Ja, ich war ja auch sechs Jahre lang mit meinem Drogenentzug beschäftigt. Von 1994 an lag das originale Line-up auf Eis, ich zog nach Portland, Al hatte Probleme mit der Justiz, und in der Zeit gab es dann die SUBMISSIVES, die 1997 eine Platte veröffentlichen und die ich zusammen mit Tom Roberts alias Pig Champion von POISON IDEA gegründet hatte. Alle von uns hatten ihre eigenen Sachen am Laufen. Die Drogen hatten Anfang der Neunziger alle von uns böse erwischt, wir machten dann eben noch bis 1994 weiter, aber dann war die Luft raus. Ich selbst bin jetzt seit acht Jahren drogenfrei, aber das heißt nicht, dass wir Alkohol etwa grundsätzlich ablehnen, nur halte ich selbst mich einfach davon fern. Obwohl das hier in Deutschland echt schwer ist, überall bekommst du Freibier angeboten, und entsprechend besoffen sind die Leute auch immer. Na ja, ich brauche das nicht, ich habe kürzlich meinen guten Freund Tom Roberts verloren, ich vermisse ihn echt.

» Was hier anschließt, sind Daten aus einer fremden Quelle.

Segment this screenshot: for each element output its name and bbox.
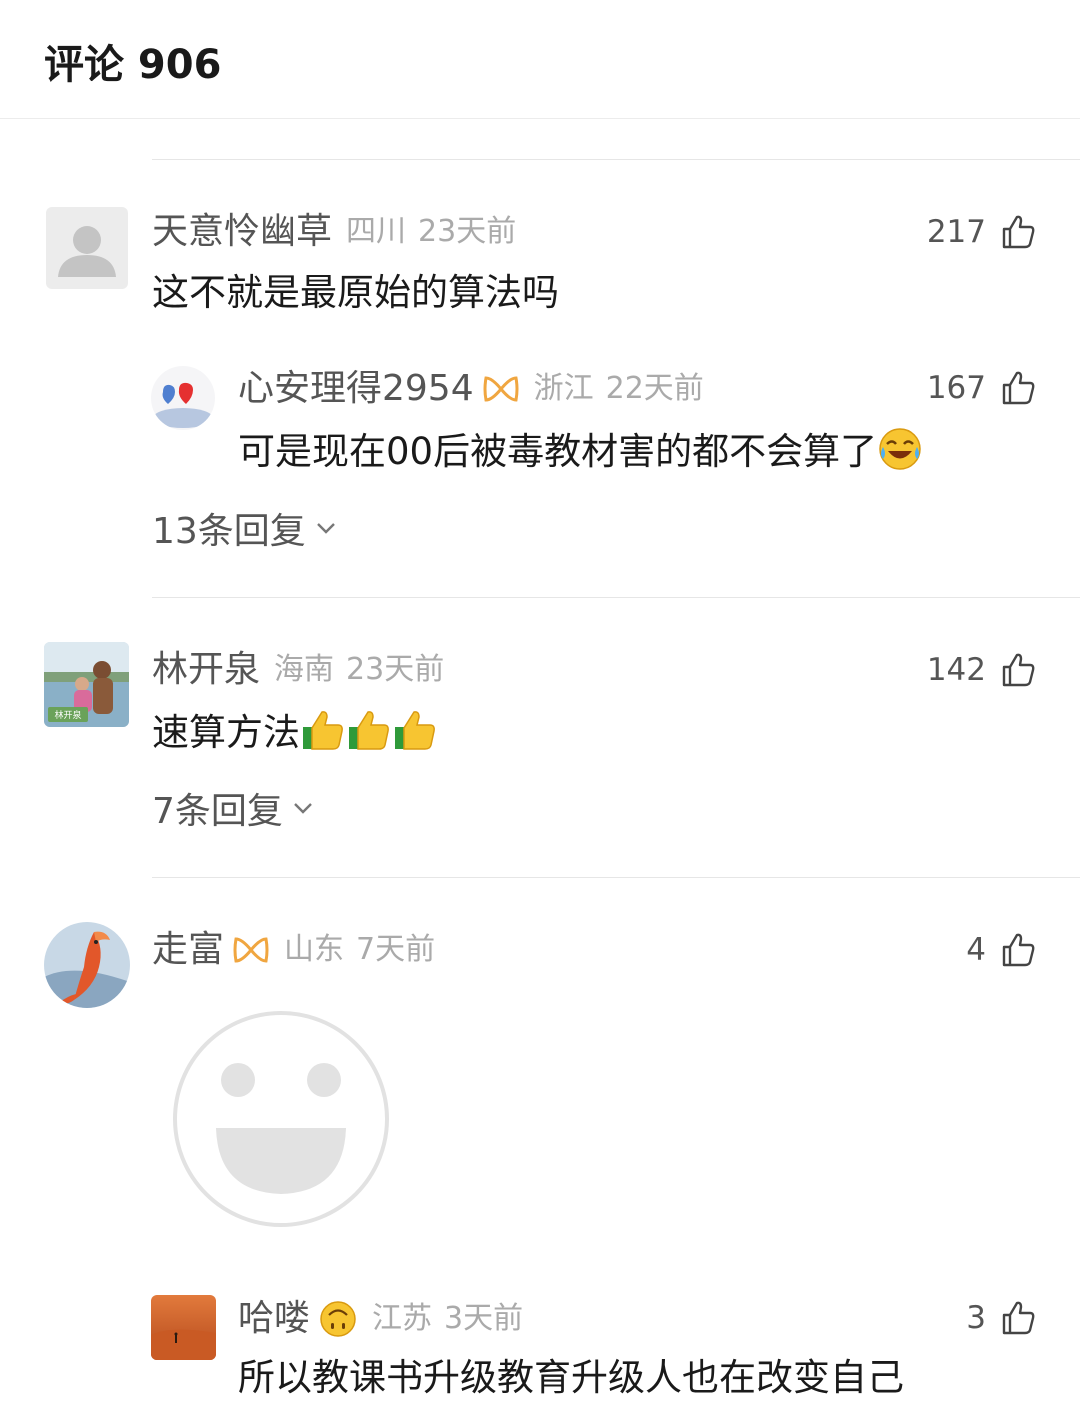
reply-header: 心安理得2954 浙江 22天前 [238,367,704,411]
thumbs-up-icon [1002,653,1035,687]
like-button[interactable]: 4 [966,932,1036,968]
koi-fish-avatar-icon [44,922,130,1008]
reply-header: 哈喽 江苏 3天前 [238,1297,523,1341]
replies-label: 13条回复 [152,511,306,552]
comments-header: 评论 906 [0,0,1080,119]
hearts-avatar-icon [151,366,215,430]
region: 海南 [274,652,335,687]
avatar-caption: 林开泉 [54,709,81,721]
view-replies-button[interactable]: 7条回复 [152,782,315,834]
photo-avatar-icon: 林开泉 [44,642,129,727]
username[interactable]: 心安理得2954 [238,367,474,411]
thumbs-up-icon [1002,371,1035,405]
comment-text: 速算方法 [152,711,300,754]
divider [152,159,1080,160]
page-title: 评论 906 [44,42,222,88]
region: 江苏 [372,1301,433,1336]
like-count: 3 [966,1300,986,1336]
chevron-down-icon [316,523,335,534]
like-count: 217 [926,214,986,250]
region: 四川 [346,214,407,249]
region: 山东 [284,932,345,967]
avatar[interactable] [44,922,130,1008]
thumbs-up-emoji-icon [349,711,389,750]
like-count: 167 [926,370,986,406]
reply-text: 可是现在00后被毒教材害的都不会算了 [238,430,878,473]
avatar[interactable] [151,366,215,430]
username[interactable]: 哈喽 [238,1297,310,1341]
reply-text-line: 可是现在00后被毒教材害的都不会算了 [238,426,923,476]
comment-text: 这不就是最原始的算法吗 [152,271,559,314]
like-button[interactable]: 217 [927,214,1036,250]
chevron-down-icon [294,803,312,814]
vip-badge-icon [483,376,519,402]
thumbs-up-icon [1002,1301,1035,1335]
default-person-icon [46,207,128,289]
timestamp: 22天前 [605,371,704,406]
region: 浙江 [533,371,594,406]
thumbs-up-icon [1002,933,1035,967]
username[interactable]: 走富 [152,928,224,972]
like-count: 4 [966,932,986,968]
thumbs-up-emoji-icon [303,711,343,750]
thumbs-up-icon [1002,215,1035,249]
avatar[interactable] [46,207,128,289]
avatar[interactable] [151,1295,216,1360]
thumbs-up-emoji-icon [395,711,435,750]
like-button[interactable]: 167 [927,370,1036,406]
desert-avatar-icon [151,1295,216,1360]
comment-text-line: 速算方法 [152,707,438,757]
comment-header: 天意怜幽草 四川 23天前 [152,210,516,254]
like-button[interactable]: 3 [966,1300,1036,1336]
divider [152,877,1080,878]
view-replies-button[interactable]: 13条回复 [152,502,338,554]
smiley-sticker[interactable] [172,1010,390,1232]
upside-down-face-emoji-icon [320,1301,356,1337]
timestamp: 3天前 [444,1301,524,1336]
like-button[interactable]: 142 [927,652,1036,688]
username[interactable]: 天意怜幽草 [152,210,332,254]
vip-badge-icon [233,937,269,963]
smiley-sticker-icon [173,1011,389,1227]
reply-text: 所以教课书升级教育升级人也在改变自己 [238,1356,904,1399]
timestamp: 23天前 [346,652,445,687]
username[interactable]: 林开泉 [152,648,260,692]
timestamp: 7天前 [356,932,436,967]
divider [152,597,1080,598]
avatar[interactable]: 林开泉 [44,642,129,727]
replies-label: 7条回复 [152,791,283,832]
laugh-cry-emoji-icon [879,428,921,470]
comment-header: 林开泉 海南 23天前 [152,648,444,692]
timestamp: 23天前 [418,214,517,249]
like-count: 142 [926,652,986,688]
comment-header: 走富 山东 7天前 [152,928,435,972]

Death is forever ... Ich hätte ihn gerne auf meiner Unplugged-Platte dabeigehabt, die so gut wie fertig ist.
Punk hat nun mal auch eine starken selbstzerstörerische Komponente: Einerseits kämpfen die Leute gegen den Staat, gegen das System, gegen die Verhältnisse, andererseits sind sie oft selbst die ersten Opfer durch ihren exzessiven Lebensstil.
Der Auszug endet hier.